EagleTribune.com, North Andover, MA


July 30, 2007

Outrage, lack of fairness fuel debate over pension reform

People like Anthony Juliano and Leslie Covui have a stake in the debate over public pension reform now underway on Beacon Hill.

Not that they have state pensions. But the disparity between the retirement benefits of private-sector retirees like them and of those at the top of the state pension food chain is one of the things driving the debate. And its outcome will affect their lives and those of every other resident of the state.

Peabody resident Juliano, 68, retired four years ago for health reasons after 23 years teaching computer science at local Catholic high schools and 18 years before that at Honeywell.

He and his wife, Carolyn, depend on Social Security and modest pensions from the Archdiocese of Boston and Honeywell. Nearly all his wife's Social Security check is consumed by the couple's health care costs of $600 to $700 a month. That includes the cost of buying coverage to supplement Medicare | something that would have been part of his retirement package had Juliano taught in public schools.

"We don't go taking the trips like we used to take," Anthony Juliano said. "The cars stay in the driveway."

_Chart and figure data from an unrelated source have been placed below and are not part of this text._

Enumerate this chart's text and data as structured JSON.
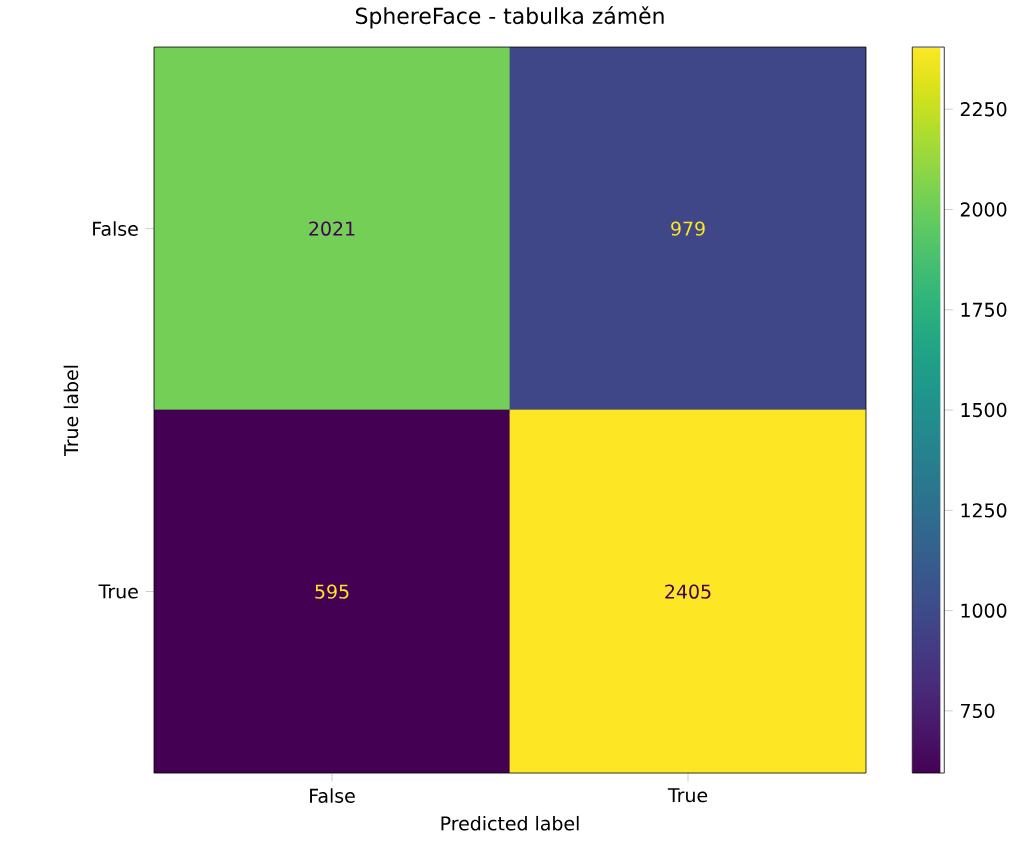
{
  "chart_data": {
    "type": "heatmap",
    "title": "SphereFace - tabulka záměn",
    "xlabel": "Predicted label",
    "ylabel": "True label",
    "categories": [
      "False",
      "True"
    ],
    "y_categories": [
      "False",
      "True"
    ],
    "cells": [
      [
        2021,
        979
      ],
      [
        595,
        2405
      ]
    ],
    "clim": [
      595,
      2405
    ],
    "cticks": [
      750,
      1000,
      1250,
      1500,
      1750,
      2000,
      2250
    ],
    "data_labels": true
  }
}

Covui, 75, of Beverly, spent his last 10 working years at Shaw's supermarkets. He and his wife, Louise, 82, live almost entirely off their Social Security income of less than $2,000 a month, he said. His supermarket pension provides him less than $50 per month.

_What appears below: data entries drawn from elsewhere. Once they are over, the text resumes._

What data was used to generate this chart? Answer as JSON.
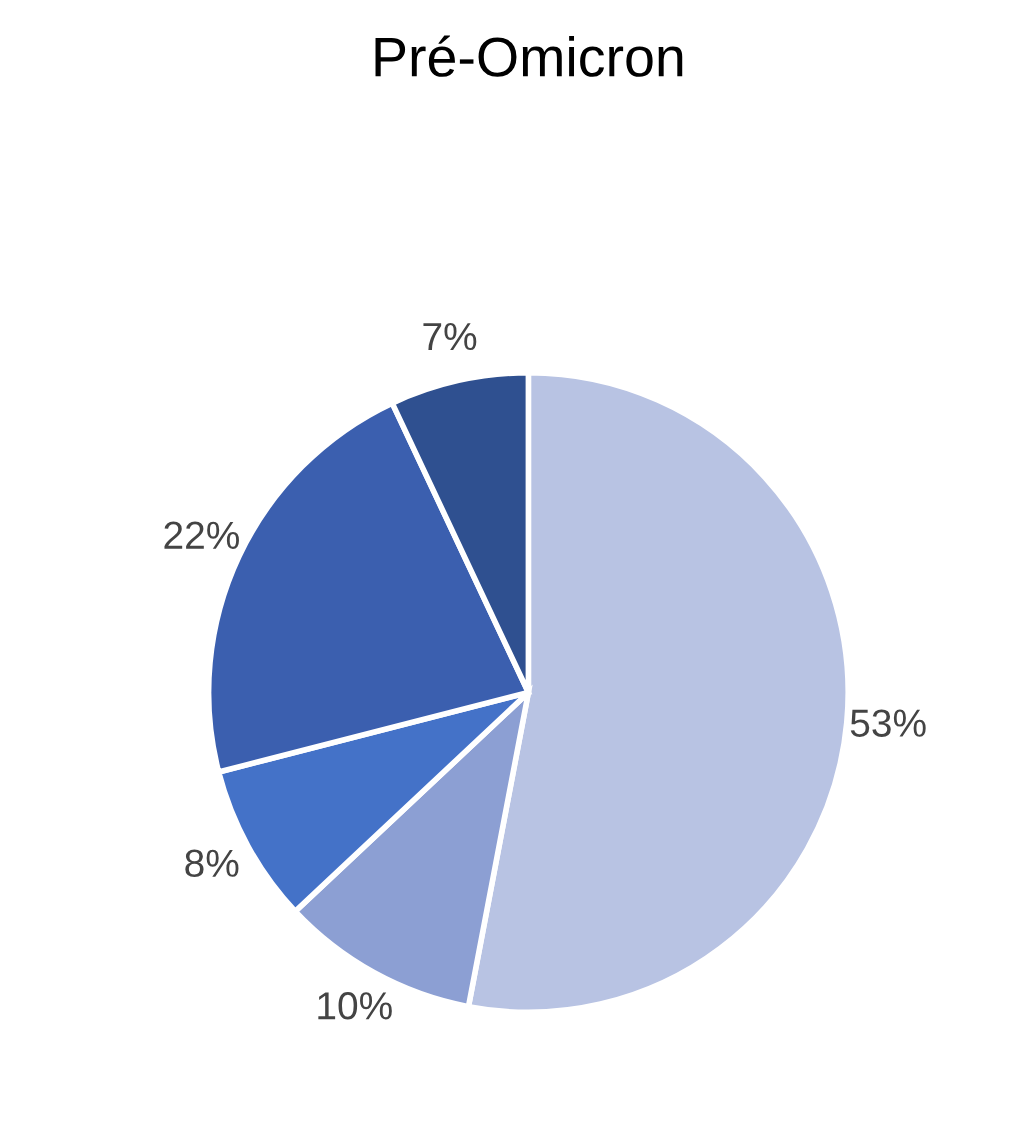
{
  "chart_data": {
    "type": "pie",
    "title": "Pré-Omicron",
    "categories": [
      null,
      null,
      null,
      null,
      null
    ],
    "values": [
      53,
      10,
      8,
      22,
      7
    ],
    "value_labels": [
      "53%",
      "10%",
      "8%",
      "22%",
      "7%"
    ],
    "colors": [
      "#b8c3e3",
      "#8c9fd3",
      "#4472c8",
      "#3b5faf",
      "#2f5090"
    ]
  }
}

"I just wish I started working for Shaw's earlier," said Covui, who retired at 62.

But Covui thinks the couple is "doing pretty good" after taking out a reverse mortgage that provides income that will be repaid upon sale of their home.

Reform on the table

Massachusetts politicians have created a public pension system widely criticized as unfair both to many of the people who depend on it and to the taxpayers who help pay for it.